(Finance) – No decision on Moscow’s return to the wheat agreement and no progress on the front of the peace mediation process that Turkey would like to resume between Russia and Ukraine. L’expected meeting between Vladimir Putin and Recep Tayyip Erdogan, the first in presence after almost a year, did not produce the desired results. There will be no signing of any document at the end of the talks underway in Sochi between Russian President Vladimir Putin and Turkish President Recep Tayyip Erdogan, Kremlin spokesman Dmitry Peskov told the RIA Novosti agency. The first part of the talks, which lasted an hour and a half, which was also attended by the respective foreign and defense ministers, – Peskov said – was “very constructive” with a “complete exchange of information” and a ” comprehensive analysis of bilateral relations”. In addition to the agreement on wheat, the situations in Ukraine, Syria and Libya are also on the agenda of the talks.
In detail Moscow, Putin reiterated, will accept one resumption of the agreement for the export of Ukrainian cereals only when the restrictions on its export of grain and fertilizers are lifted. For Putin, “the Ukrainian counter-offensive has failed” and there is no concrete prospect of negotiations on the horizon. The Turkish president said that his country has prepared “some proposals together with the UN” that could convince Russia to return to thewheat deal. Indeed, Moscow underlines that with the agreement reached in the summer of 2022 between Russia and Ukraine with the mediation of Ankara and the United Nations, a memorandum was also adopted which provided for the removal of obstacles to exports of Russian cereals, but which has never been applied. While Western sanctions do not directly affect food exports, the restrictions imposed on banking, logistics and insurance create often insurmountable barriers. And this while Russian production – 130 million tons of wheat expected this year, with 60 million that can be exported – according to Putin could make a decisive contribution to combating the food problems of the poorest countries. Among other things, the tsar claimed that exports of Ukrainian wheat in the year in which the agreement lasted, until last July, benefited more than 70% of the richest countries, and only to the extent of 3 % of those in the poorest bracket. In this scenario, Putin accused the Ukrainians of having used the humanitarian corridors reserved for ships in the Black Sea to attack Russian military and civilian targets, including the Turkish Stream and Blue Stream pipelines and the Russian ships deployed to protect them: “This can no longer be tolerated,” he warned. But the Russian leader also seemed to question the need for the agreement, underlining that “wheat prices continue to fall” despite its suspension. “There is not a physical lack of food, but of its equitable distribution”, Putin said, announcing that within a few weeks Russia’s initiative to make free deliveries of cereals to six of the poorest African countries should become operational. Between 25,000 and 50,000 tonnes each should be supplied to Burkina Faso, Zimbabwe, Mali, Somalia, the Central African Republic and Eritrea. “We believe that we will soon be able to reach a solution that meets expectations,” Erdogan assured, commenting on the wheat deal.

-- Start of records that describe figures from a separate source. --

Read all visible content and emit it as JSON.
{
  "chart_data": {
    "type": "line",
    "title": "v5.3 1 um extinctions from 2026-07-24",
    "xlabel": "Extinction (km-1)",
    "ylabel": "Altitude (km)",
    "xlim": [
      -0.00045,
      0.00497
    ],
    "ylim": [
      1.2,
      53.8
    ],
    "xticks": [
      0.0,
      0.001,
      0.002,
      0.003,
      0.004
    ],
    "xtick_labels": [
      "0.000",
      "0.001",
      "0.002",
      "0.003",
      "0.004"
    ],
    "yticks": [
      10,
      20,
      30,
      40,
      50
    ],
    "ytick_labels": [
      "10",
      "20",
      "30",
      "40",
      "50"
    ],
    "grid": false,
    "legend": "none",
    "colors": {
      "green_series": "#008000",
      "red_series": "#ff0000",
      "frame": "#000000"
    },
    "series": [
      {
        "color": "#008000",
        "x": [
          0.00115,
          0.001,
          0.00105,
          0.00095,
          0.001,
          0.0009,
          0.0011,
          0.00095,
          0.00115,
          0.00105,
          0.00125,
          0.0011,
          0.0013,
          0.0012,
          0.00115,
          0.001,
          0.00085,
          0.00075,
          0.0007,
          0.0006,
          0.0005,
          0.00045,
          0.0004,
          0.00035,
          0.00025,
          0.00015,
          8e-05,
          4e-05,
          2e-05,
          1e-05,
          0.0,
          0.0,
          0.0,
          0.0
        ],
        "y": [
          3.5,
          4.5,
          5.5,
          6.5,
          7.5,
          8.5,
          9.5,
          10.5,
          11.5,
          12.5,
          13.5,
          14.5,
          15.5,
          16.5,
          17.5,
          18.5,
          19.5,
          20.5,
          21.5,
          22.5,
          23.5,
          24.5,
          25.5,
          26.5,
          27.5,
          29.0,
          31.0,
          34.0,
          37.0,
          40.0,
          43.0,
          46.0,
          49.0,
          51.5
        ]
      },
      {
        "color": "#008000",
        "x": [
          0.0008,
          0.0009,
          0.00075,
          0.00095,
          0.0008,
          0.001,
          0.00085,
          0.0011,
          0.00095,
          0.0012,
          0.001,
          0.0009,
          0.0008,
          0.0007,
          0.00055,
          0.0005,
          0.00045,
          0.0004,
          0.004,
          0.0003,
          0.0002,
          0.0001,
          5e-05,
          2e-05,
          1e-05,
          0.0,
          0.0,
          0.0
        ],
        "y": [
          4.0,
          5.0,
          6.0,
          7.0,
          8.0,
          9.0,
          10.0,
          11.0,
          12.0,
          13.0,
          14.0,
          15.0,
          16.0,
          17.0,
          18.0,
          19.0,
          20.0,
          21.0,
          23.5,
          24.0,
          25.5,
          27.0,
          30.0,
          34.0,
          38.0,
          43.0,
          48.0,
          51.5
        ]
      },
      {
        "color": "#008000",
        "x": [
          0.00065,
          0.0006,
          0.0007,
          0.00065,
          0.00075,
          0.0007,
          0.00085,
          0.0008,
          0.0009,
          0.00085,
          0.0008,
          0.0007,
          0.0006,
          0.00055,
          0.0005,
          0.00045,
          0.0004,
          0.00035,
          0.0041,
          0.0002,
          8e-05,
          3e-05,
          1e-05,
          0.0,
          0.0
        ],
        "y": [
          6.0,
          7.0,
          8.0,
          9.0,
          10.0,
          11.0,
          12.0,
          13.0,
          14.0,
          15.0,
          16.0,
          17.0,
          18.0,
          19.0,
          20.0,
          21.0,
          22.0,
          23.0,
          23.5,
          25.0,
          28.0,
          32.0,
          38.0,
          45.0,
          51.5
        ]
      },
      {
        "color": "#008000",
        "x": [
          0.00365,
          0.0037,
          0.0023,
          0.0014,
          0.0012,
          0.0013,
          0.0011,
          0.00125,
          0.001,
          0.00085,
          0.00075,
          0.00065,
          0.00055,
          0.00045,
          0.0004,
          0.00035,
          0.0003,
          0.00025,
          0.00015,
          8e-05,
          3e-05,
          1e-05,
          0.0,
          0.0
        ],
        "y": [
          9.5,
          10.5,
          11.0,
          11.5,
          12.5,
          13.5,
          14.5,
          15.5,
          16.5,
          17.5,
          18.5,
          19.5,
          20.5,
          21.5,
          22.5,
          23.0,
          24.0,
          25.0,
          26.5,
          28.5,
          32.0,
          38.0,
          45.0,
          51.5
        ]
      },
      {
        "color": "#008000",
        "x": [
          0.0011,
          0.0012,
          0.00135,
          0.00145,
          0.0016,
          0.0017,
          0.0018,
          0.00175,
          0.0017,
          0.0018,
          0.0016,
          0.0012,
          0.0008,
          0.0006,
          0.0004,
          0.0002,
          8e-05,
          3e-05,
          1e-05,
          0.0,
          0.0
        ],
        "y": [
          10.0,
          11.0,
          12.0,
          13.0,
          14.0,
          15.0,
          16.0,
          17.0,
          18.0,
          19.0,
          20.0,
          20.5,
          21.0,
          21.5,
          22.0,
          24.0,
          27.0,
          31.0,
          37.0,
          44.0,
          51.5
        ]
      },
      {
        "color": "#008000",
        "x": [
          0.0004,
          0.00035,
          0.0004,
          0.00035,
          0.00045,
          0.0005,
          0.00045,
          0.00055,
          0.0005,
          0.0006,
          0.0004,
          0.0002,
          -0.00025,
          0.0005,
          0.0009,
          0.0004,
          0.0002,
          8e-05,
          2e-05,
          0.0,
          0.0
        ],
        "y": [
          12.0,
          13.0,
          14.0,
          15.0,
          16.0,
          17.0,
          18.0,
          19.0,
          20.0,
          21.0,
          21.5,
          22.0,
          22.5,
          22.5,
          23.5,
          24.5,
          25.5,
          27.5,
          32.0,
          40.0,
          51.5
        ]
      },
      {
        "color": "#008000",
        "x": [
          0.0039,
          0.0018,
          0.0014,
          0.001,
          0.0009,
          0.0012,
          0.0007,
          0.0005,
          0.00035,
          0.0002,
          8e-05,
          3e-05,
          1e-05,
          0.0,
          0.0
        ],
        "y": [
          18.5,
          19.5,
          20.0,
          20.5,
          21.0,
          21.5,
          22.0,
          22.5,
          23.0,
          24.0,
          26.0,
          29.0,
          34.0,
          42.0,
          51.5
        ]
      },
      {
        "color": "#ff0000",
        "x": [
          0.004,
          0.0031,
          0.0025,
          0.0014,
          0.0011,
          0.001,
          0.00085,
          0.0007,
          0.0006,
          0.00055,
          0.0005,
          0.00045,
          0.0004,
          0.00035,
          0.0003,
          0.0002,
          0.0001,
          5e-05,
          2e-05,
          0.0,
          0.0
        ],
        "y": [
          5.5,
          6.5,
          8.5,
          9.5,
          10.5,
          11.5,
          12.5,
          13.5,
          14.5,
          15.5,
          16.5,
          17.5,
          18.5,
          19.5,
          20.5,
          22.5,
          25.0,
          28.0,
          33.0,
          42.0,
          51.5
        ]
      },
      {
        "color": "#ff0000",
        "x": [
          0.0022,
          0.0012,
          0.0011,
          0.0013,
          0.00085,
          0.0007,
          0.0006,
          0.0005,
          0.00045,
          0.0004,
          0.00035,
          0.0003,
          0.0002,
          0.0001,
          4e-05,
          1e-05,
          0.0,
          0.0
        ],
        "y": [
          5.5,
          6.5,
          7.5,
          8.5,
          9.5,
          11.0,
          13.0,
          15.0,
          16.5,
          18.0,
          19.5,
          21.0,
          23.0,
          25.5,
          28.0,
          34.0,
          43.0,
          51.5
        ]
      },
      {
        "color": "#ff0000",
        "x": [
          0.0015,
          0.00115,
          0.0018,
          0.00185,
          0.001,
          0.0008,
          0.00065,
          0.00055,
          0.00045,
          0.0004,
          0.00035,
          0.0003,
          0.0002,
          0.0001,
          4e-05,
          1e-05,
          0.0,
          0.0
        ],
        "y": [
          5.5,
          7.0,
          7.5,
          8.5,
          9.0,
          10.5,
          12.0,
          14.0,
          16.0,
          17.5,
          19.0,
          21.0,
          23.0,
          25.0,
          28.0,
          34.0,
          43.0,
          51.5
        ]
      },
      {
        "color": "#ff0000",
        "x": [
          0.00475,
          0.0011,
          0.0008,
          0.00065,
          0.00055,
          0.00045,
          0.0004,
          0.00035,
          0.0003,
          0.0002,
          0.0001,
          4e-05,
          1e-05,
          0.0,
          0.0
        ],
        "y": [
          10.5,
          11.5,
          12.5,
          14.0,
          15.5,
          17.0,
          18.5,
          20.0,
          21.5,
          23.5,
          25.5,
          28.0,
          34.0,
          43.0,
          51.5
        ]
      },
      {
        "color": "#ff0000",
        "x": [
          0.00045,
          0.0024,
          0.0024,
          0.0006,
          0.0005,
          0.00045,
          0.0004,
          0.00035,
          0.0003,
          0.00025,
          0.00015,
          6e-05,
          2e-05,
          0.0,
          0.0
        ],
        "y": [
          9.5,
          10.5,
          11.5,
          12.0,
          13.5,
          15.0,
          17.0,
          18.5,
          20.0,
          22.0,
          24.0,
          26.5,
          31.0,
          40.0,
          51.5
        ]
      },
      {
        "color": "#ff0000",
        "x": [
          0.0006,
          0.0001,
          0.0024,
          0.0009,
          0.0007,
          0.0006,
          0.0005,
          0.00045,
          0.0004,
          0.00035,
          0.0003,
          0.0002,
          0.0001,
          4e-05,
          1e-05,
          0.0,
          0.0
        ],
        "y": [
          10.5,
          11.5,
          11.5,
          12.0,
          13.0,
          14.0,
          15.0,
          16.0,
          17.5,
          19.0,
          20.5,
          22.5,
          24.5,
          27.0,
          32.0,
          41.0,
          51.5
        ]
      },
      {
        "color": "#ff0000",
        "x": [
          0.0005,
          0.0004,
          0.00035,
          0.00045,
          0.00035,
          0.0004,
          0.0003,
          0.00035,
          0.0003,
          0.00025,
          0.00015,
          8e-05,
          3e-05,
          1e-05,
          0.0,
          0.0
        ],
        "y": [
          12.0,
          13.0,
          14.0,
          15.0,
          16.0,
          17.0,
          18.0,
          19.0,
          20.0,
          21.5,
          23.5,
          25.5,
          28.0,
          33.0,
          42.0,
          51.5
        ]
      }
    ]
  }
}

Ankara’s goal is to present itself as peace mediator between Moscow and Kiev, and on this Erdogan has invited Ukraine to “soften” its position.
The focus of the three-hour talks in Sochi topics of mutual interest. On the front of nuclear Putin has announced the start-up next year of Turkey’s first power plant built by the Russians in Akkuyu. Erdogan spoke of “steps forward” for the construction of the second at Sinop, on the Black Sea. In the energy field, a working group was also created for the construction of a gas hub in Turkey, fueled by Russian raw materials.